Jeruk nipis menjadi ”jimat” bagi warga Simeulue. Mereka mendapat petuah dari para orang tua supaya selalu membawa jeruk nipis jika berburu anglit. ”Mungkin minyak kulit jeruk tak disukai hiu. Ikan besar lain juga tidak berani mendekat jika kita peras minyak kulit jeruk,” ujar Ali Safran.

Risiko lain adalah arus laut yang berubah tiba-tiba. Pantai barat Simeulue yang menjadi ajang perburuan anglit langsung menghadap Samudra Hindia dan terkenal dengan ombaknya yang besar.
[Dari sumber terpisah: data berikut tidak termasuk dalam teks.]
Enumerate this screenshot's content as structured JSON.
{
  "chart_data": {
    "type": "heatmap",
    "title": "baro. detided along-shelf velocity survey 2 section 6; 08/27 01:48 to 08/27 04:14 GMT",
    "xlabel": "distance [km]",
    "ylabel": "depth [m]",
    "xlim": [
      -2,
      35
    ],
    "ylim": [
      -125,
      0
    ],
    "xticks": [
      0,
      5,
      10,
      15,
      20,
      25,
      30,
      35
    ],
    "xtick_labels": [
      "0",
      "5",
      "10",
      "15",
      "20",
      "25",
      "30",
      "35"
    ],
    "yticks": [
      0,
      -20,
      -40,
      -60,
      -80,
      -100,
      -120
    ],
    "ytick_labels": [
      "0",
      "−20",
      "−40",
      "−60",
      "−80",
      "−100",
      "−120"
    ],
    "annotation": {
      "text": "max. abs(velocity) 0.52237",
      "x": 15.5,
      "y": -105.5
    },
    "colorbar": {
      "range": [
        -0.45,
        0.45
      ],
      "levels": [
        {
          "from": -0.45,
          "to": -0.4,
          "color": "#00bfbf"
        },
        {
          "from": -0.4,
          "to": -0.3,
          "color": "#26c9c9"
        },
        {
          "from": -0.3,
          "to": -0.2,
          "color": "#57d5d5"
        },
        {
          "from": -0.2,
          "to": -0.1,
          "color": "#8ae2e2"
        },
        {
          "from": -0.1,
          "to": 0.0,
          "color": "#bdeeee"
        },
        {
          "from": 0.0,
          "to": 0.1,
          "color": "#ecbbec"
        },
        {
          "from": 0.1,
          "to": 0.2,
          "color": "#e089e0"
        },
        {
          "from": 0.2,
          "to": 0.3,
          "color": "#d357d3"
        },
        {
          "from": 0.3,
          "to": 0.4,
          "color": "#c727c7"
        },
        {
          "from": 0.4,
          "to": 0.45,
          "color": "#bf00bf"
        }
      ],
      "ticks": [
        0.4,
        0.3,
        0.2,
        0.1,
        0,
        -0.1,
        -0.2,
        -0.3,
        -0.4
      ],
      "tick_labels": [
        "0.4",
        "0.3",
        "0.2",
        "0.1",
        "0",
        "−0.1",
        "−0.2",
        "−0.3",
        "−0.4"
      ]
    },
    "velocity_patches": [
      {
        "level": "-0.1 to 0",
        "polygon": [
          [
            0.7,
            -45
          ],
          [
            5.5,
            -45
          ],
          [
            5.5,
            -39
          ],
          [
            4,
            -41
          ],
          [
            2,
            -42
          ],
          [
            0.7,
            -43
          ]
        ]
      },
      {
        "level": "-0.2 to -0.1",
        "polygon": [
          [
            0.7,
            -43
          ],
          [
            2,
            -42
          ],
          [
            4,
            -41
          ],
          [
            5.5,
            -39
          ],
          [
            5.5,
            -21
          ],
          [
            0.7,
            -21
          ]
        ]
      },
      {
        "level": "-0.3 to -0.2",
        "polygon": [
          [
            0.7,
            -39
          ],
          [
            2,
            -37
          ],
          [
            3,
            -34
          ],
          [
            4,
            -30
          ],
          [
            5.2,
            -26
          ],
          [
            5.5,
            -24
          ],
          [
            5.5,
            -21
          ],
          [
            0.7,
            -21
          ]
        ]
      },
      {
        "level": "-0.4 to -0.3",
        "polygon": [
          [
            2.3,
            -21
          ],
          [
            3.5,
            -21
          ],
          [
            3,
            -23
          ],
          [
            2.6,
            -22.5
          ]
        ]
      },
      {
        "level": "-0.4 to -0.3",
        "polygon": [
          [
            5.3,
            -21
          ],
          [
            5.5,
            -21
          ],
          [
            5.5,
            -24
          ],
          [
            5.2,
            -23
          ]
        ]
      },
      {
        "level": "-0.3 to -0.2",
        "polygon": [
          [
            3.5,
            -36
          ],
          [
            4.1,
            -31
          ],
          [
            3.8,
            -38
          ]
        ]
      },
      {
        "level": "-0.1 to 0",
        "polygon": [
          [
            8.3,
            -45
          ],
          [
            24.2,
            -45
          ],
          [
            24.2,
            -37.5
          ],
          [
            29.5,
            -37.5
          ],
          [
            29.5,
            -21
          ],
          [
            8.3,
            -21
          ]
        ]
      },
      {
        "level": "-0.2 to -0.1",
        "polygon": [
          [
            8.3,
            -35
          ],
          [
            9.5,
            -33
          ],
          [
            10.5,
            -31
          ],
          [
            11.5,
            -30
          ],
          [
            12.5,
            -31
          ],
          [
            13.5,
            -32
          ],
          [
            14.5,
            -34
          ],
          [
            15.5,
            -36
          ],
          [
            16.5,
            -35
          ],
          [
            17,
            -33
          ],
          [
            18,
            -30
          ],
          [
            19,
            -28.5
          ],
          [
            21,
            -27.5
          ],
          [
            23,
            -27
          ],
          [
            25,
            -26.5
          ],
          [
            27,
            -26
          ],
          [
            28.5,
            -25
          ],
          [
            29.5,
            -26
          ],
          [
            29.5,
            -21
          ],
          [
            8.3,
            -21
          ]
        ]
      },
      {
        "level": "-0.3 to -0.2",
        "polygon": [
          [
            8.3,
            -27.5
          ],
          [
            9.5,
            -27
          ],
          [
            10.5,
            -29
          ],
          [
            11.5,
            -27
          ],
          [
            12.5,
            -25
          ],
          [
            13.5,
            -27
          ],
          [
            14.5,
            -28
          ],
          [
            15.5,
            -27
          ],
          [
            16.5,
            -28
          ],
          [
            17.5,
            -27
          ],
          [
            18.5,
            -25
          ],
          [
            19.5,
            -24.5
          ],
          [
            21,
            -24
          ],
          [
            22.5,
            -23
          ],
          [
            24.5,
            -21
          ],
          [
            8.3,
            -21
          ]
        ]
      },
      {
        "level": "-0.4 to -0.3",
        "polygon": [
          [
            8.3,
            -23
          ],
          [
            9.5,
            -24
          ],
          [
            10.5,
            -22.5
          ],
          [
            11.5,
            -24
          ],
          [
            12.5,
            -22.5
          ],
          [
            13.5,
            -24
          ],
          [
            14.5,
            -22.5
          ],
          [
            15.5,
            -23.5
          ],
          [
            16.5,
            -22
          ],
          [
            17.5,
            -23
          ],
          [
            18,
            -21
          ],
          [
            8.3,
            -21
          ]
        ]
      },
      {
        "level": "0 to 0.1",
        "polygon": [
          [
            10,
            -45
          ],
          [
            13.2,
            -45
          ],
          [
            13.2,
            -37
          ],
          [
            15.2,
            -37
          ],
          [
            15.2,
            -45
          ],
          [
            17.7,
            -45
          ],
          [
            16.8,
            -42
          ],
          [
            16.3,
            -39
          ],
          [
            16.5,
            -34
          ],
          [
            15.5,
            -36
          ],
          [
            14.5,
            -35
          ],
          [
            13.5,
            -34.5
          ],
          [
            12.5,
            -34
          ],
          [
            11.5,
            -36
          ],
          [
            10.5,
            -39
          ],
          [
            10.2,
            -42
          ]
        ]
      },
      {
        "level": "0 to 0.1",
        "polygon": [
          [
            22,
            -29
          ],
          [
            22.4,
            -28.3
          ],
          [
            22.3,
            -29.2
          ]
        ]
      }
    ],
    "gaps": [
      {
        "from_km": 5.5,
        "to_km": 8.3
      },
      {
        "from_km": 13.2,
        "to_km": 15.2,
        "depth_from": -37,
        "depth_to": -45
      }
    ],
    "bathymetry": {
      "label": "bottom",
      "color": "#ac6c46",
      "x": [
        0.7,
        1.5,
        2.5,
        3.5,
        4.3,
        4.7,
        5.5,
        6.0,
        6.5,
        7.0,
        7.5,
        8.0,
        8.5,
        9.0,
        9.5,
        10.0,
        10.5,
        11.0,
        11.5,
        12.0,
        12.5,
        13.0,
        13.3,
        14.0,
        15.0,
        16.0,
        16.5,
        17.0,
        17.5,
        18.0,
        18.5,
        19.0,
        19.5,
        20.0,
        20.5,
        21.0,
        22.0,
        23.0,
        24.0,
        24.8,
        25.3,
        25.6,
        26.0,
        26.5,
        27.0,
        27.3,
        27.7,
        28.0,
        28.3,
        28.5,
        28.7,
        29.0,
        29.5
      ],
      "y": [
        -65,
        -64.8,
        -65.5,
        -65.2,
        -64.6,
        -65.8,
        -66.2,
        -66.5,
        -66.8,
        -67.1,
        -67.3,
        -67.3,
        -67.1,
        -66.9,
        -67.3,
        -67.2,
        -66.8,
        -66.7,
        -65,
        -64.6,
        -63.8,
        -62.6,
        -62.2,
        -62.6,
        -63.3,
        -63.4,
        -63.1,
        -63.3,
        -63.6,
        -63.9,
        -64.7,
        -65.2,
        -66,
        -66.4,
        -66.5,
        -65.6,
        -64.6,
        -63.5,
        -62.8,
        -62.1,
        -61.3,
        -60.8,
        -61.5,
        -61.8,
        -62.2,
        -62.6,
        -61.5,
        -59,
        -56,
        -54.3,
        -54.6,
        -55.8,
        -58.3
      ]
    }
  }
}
Baru-baru ini, dua nyawa melayang karena terseret arus hingga membentur batu. Hal itu menjadi sangat berbahaya bagi para penyelam yang menggunakan alat selam sangat sederhana ini.

Mereka mengandalkan kekuatan paru-paru. Jika perairan dangkal, mereka cukup menggunakan masker dan selang snorkel buatan sendiri untuk bernapas. Alat penangkap gurita juga sederhana, hanya panah besi dengan pelontar karet dari ban dalam sepeda motor. Panah ini menggunakan mekanisme sederhana seperti ketapel.

Keberanian
Bagi para pemburu gurita ini, sederet risiko itu tak menyurutkan nyali. ”Jika kami takut, bagaimana bisa hidup. Itu risiko tinggal di Simeulue,” kata Samsuir.
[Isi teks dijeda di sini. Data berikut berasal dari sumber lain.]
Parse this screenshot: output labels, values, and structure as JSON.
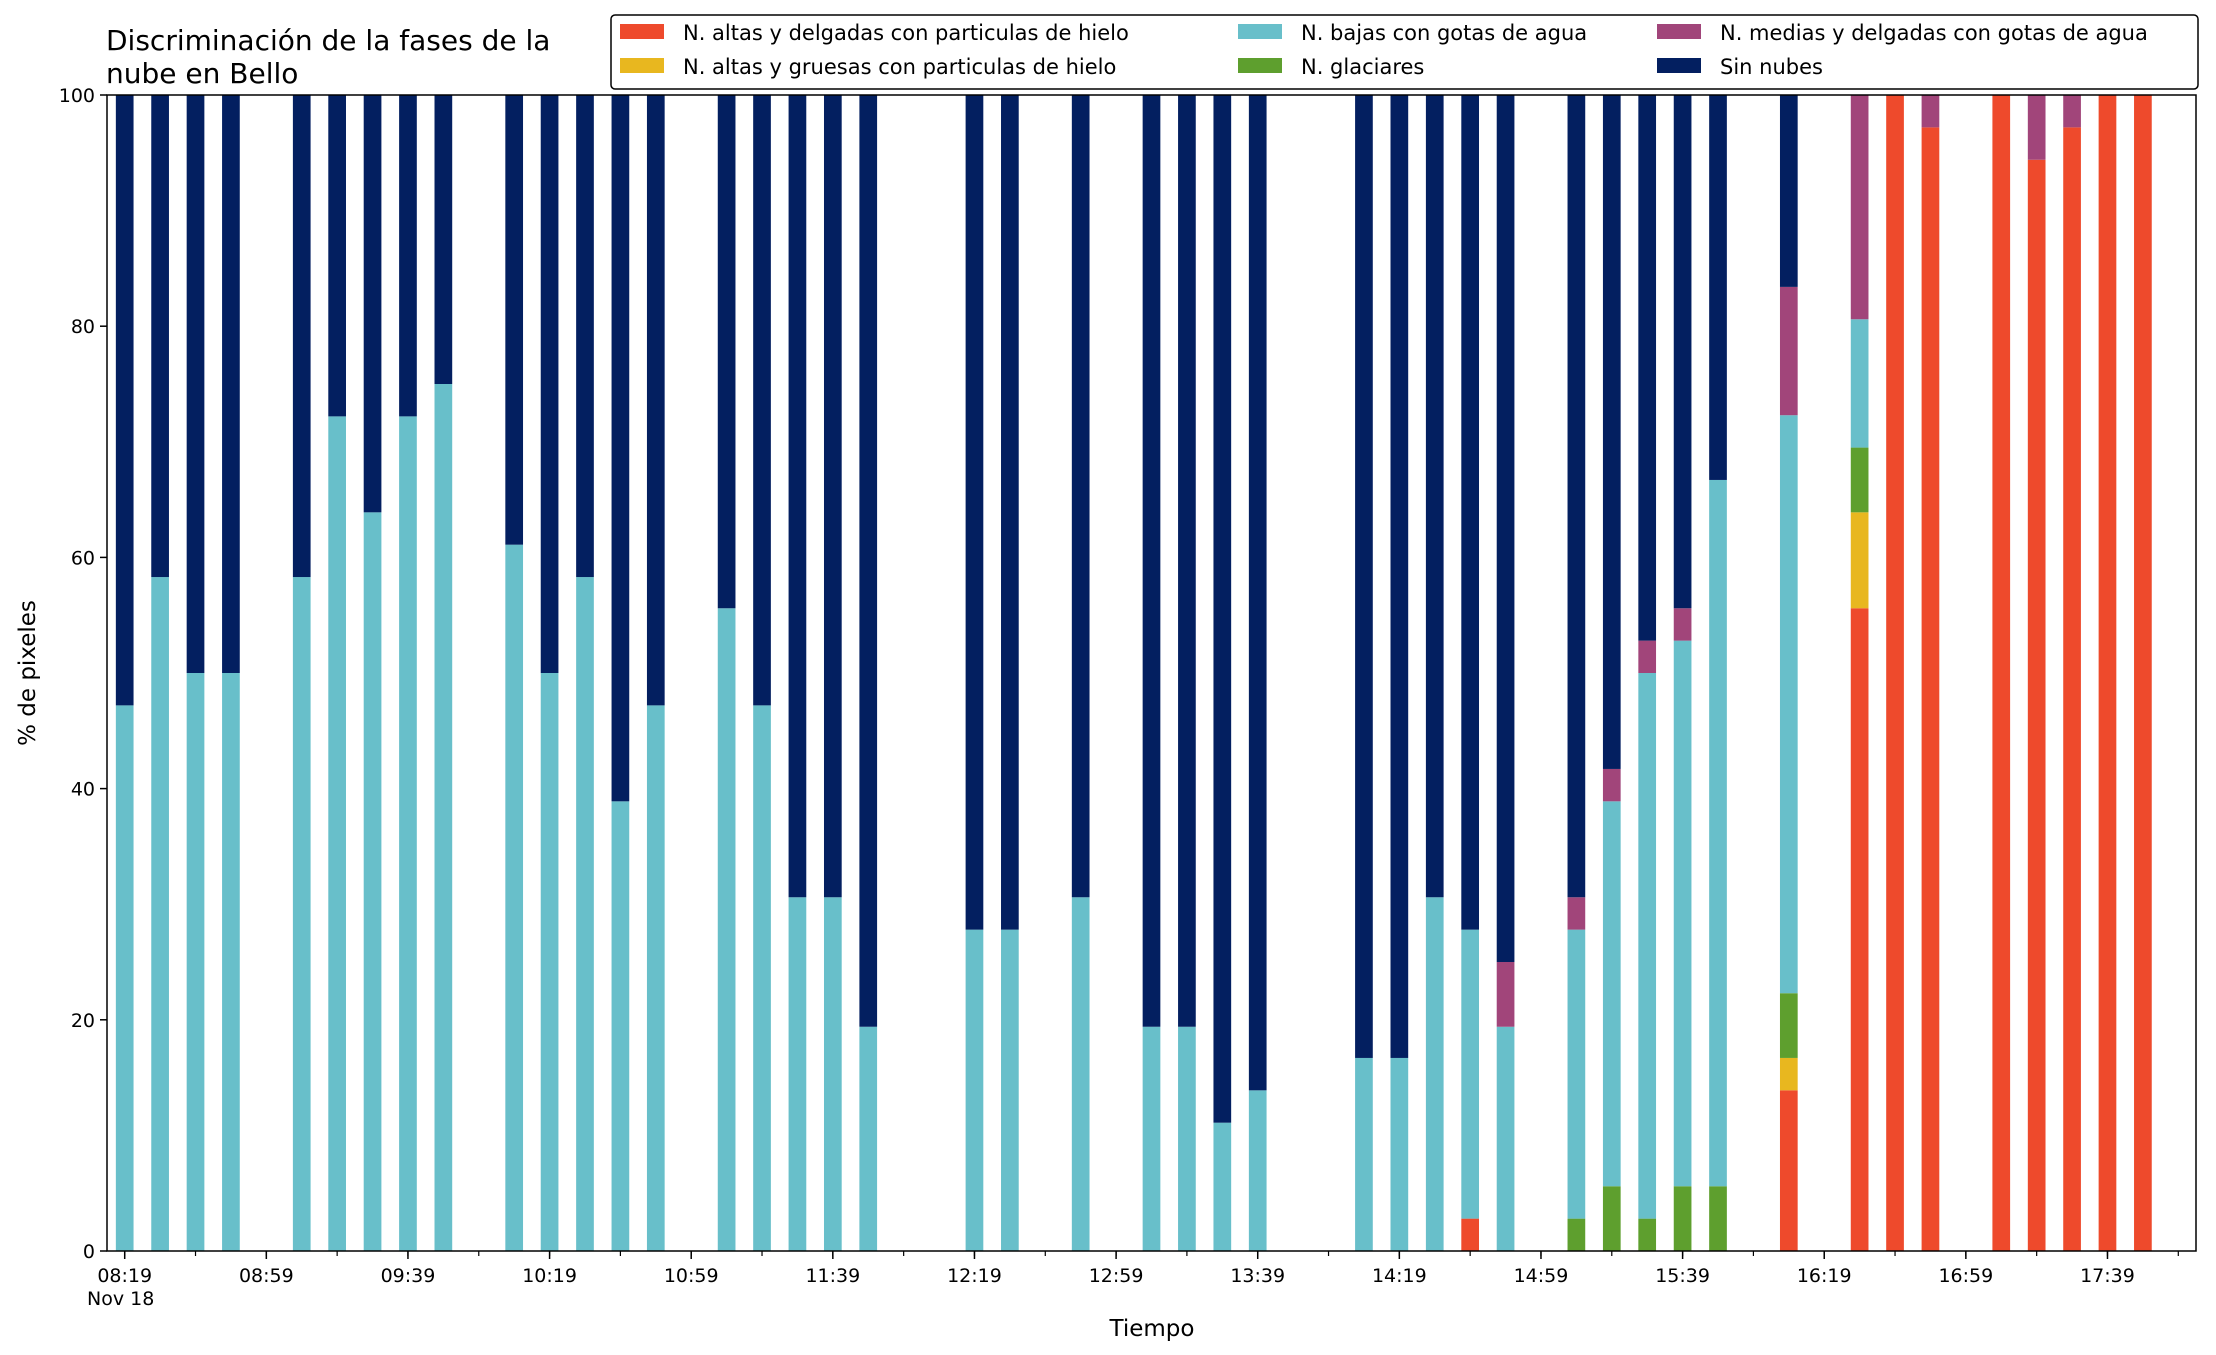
{
  "chart_data": {
    "type": "bar",
    "stacked": true,
    "title": [
      "Discriminación de la fases de la",
      "nube en Bello"
    ],
    "xlabel": "Tiempo",
    "ylabel": "% de pixeles",
    "ylim": [
      0,
      100
    ],
    "yticks": [
      0,
      20,
      40,
      60,
      80,
      100
    ],
    "x_date_label": "Nov 18",
    "x_start": "08:19",
    "x_step_minutes": 10,
    "xlim_slots": [
      -0.5,
      58.5
    ],
    "xtick_labels": [
      {
        "slot": 0,
        "label": "08:19"
      },
      {
        "slot": 4,
        "label": "08:59"
      },
      {
        "slot": 8,
        "label": "09:39"
      },
      {
        "slot": 12,
        "label": "10:19"
      },
      {
        "slot": 16,
        "label": "10:59"
      },
      {
        "slot": 20,
        "label": "11:39"
      },
      {
        "slot": 24,
        "label": "12:19"
      },
      {
        "slot": 28,
        "label": "12:59"
      },
      {
        "slot": 32,
        "label": "13:39"
      },
      {
        "slot": 36,
        "label": "14:19"
      },
      {
        "slot": 40,
        "label": "14:59"
      },
      {
        "slot": 44,
        "label": "15:39"
      },
      {
        "slot": 48,
        "label": "16:19"
      },
      {
        "slot": 52,
        "label": "16:59"
      },
      {
        "slot": 56,
        "label": "17:39"
      }
    ],
    "legend_position": "top-right",
    "legend_columns": [
      [
        "N. altas y delgadas con particulas de hielo",
        "N. altas y gruesas con particulas de hielo"
      ],
      [
        "N. bajas con gotas de agua",
        "N. glaciares"
      ],
      [
        "N. medias y delgadas con gotas de agua",
        "Sin nubes"
      ]
    ],
    "series": [
      {
        "name": "N. altas y delgadas con particulas de hielo",
        "color": "#ee4a2c"
      },
      {
        "name": "N. altas y gruesas con particulas de hielo",
        "color": "#e8b71f"
      },
      {
        "name": "N. glaciares",
        "color": "#5e9f2e"
      },
      {
        "name": "N. bajas con gotas de agua",
        "color": "#68bfca"
      },
      {
        "name": "N. medias y delgadas con gotas de agua",
        "color": "#a1457a"
      },
      {
        "name": "Sin nubes",
        "color": "#031f60"
      }
    ],
    "bars": [
      {
        "time": "08:19",
        "values": [
          0,
          0,
          0,
          47.2,
          0,
          52.8
        ]
      },
      {
        "time": "08:29",
        "values": [
          0,
          0,
          0,
          58.3,
          0,
          41.7
        ]
      },
      {
        "time": "08:39",
        "values": [
          0,
          0,
          0,
          50.0,
          0,
          50.0
        ]
      },
      {
        "time": "08:49",
        "values": [
          0,
          0,
          0,
          50.0,
          0,
          50.0
        ]
      },
      {
        "time": "09:09",
        "values": [
          0,
          0,
          0,
          58.3,
          0,
          41.7
        ]
      },
      {
        "time": "09:19",
        "values": [
          0,
          0,
          0,
          72.2,
          0,
          27.8
        ]
      },
      {
        "time": "09:29",
        "values": [
          0,
          0,
          0,
          63.9,
          0,
          36.1
        ]
      },
      {
        "time": "09:39",
        "values": [
          0,
          0,
          0,
          72.2,
          0,
          27.8
        ]
      },
      {
        "time": "09:49",
        "values": [
          0,
          0,
          0,
          75.0,
          0,
          25.0
        ]
      },
      {
        "time": "10:09",
        "values": [
          0,
          0,
          0,
          61.1,
          0,
          38.9
        ]
      },
      {
        "time": "10:19",
        "values": [
          0,
          0,
          0,
          50.0,
          0,
          50.0
        ]
      },
      {
        "time": "10:29",
        "values": [
          0,
          0,
          0,
          58.3,
          0,
          41.7
        ]
      },
      {
        "time": "10:39",
        "values": [
          0,
          0,
          0,
          38.9,
          0,
          61.1
        ]
      },
      {
        "time": "10:49",
        "values": [
          0,
          0,
          0,
          47.2,
          0,
          52.8
        ]
      },
      {
        "time": "11:09",
        "values": [
          0,
          0,
          0,
          55.6,
          0,
          44.4
        ]
      },
      {
        "time": "11:19",
        "values": [
          0,
          0,
          0,
          47.2,
          0,
          52.8
        ]
      },
      {
        "time": "11:29",
        "values": [
          0,
          0,
          0,
          30.6,
          0,
          69.4
        ]
      },
      {
        "time": "11:39",
        "values": [
          0,
          0,
          0,
          30.6,
          0,
          69.4
        ]
      },
      {
        "time": "11:49",
        "values": [
          0,
          0,
          0,
          19.4,
          0,
          80.6
        ]
      },
      {
        "time": "12:19",
        "values": [
          0,
          0,
          0,
          27.8,
          0,
          72.2
        ]
      },
      {
        "time": "12:29",
        "values": [
          0,
          0,
          0,
          27.8,
          0,
          72.2
        ]
      },
      {
        "time": "12:49",
        "values": [
          0,
          0,
          0,
          30.6,
          0,
          69.4
        ]
      },
      {
        "time": "13:09",
        "values": [
          0,
          0,
          0,
          19.4,
          0,
          80.6
        ]
      },
      {
        "time": "13:19",
        "values": [
          0,
          0,
          0,
          19.4,
          0,
          80.6
        ]
      },
      {
        "time": "13:29",
        "values": [
          0,
          0,
          0,
          11.1,
          0,
          88.9
        ]
      },
      {
        "time": "13:39",
        "values": [
          0,
          0,
          0,
          13.9,
          0,
          86.1
        ]
      },
      {
        "time": "14:09",
        "values": [
          0,
          0,
          0,
          16.7,
          0,
          83.3
        ]
      },
      {
        "time": "14:19",
        "values": [
          0,
          0,
          0,
          16.7,
          0,
          83.3
        ]
      },
      {
        "time": "14:29",
        "values": [
          0,
          0,
          0,
          30.6,
          0,
          69.4
        ]
      },
      {
        "time": "14:39",
        "values": [
          2.8,
          0,
          0,
          25.0,
          0,
          72.2
        ]
      },
      {
        "time": "14:49",
        "values": [
          0,
          0,
          0,
          19.4,
          5.6,
          75.0
        ]
      },
      {
        "time": "15:09",
        "values": [
          0,
          0,
          2.8,
          25.0,
          2.8,
          69.4
        ]
      },
      {
        "time": "15:19",
        "values": [
          0,
          0,
          5.6,
          33.3,
          2.8,
          58.3
        ]
      },
      {
        "time": "15:29",
        "values": [
          0,
          0,
          2.8,
          47.2,
          2.8,
          47.2
        ]
      },
      {
        "time": "15:39",
        "values": [
          0,
          0,
          5.6,
          47.2,
          2.8,
          44.4
        ]
      },
      {
        "time": "15:49",
        "values": [
          0,
          0,
          5.6,
          61.1,
          0,
          33.3
        ]
      },
      {
        "time": "16:09",
        "values": [
          13.9,
          2.8,
          5.6,
          50.0,
          11.1,
          16.6
        ]
      },
      {
        "time": "16:29",
        "values": [
          55.6,
          8.3,
          5.6,
          11.1,
          19.4,
          0
        ]
      },
      {
        "time": "16:39",
        "values": [
          100,
          0,
          0,
          0,
          0,
          0
        ]
      },
      {
        "time": "16:49",
        "values": [
          97.2,
          0,
          0,
          0,
          2.8,
          0
        ]
      },
      {
        "time": "17:09",
        "values": [
          100,
          0,
          0,
          0,
          0,
          0
        ]
      },
      {
        "time": "17:19",
        "values": [
          94.4,
          0,
          0,
          0,
          5.6,
          0
        ]
      },
      {
        "time": "17:29",
        "values": [
          97.2,
          0,
          0,
          0,
          2.8,
          0
        ]
      },
      {
        "time": "17:39",
        "values": [
          100,
          0,
          0,
          0,
          0,
          0
        ]
      },
      {
        "time": "17:49",
        "values": [
          100,
          0,
          0,
          0,
          0,
          0
        ]
      }
    ]
  }
}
Menurut dia, yang lebih ditakuti adalah jatuhnya harga anglit. Mereka membutuhkan biaya untuk menata kembali hidup setelah habis-habisan diterjang tsunami. Hampir semua pemburu anglit adalah korban tsunami 2004.

Orang-orang Simeulue selamat dari tsunami karena pengetahuan tentang smong, yang mengajarkan supaya lari ke bukit di belakang desa jika air laut surut setelah gempa.

Penelitian Eko Yulianto dan Herry Yogaswara dari Lembaga Ilmu Pengetahuan Indonesia pada 2007 menemukan, saat tsunami 2004, jumlah korban meninggal di Simeulue ”hanya” tujuh orang. Jumlah ini tidak signifikan dibandingkan dengan penduduk Simeulue saat itu yang 78.128 orang dan sebagian besar bermukim di pantai.

Walaupun selamat, orang-orang Simeulue harus menata kembali hidup mereka dari nol. Rumah mereka yang berada di pesisir hancur dan tinggal fondasinya saja.

Anglit menjadi salah satu tumpuan penghasilan. Untuk berburu anglit tidak dibutuhkan modal besar. Tak seperti nelayan yang butuh perahu dan bahan bakar. ”Modal berburu anglit hanya keberanian,” kata Mahmisar.

Keberanian dan semangat hidup itu ditunjukkan Samsuir dan rekan-rekannya sore itu.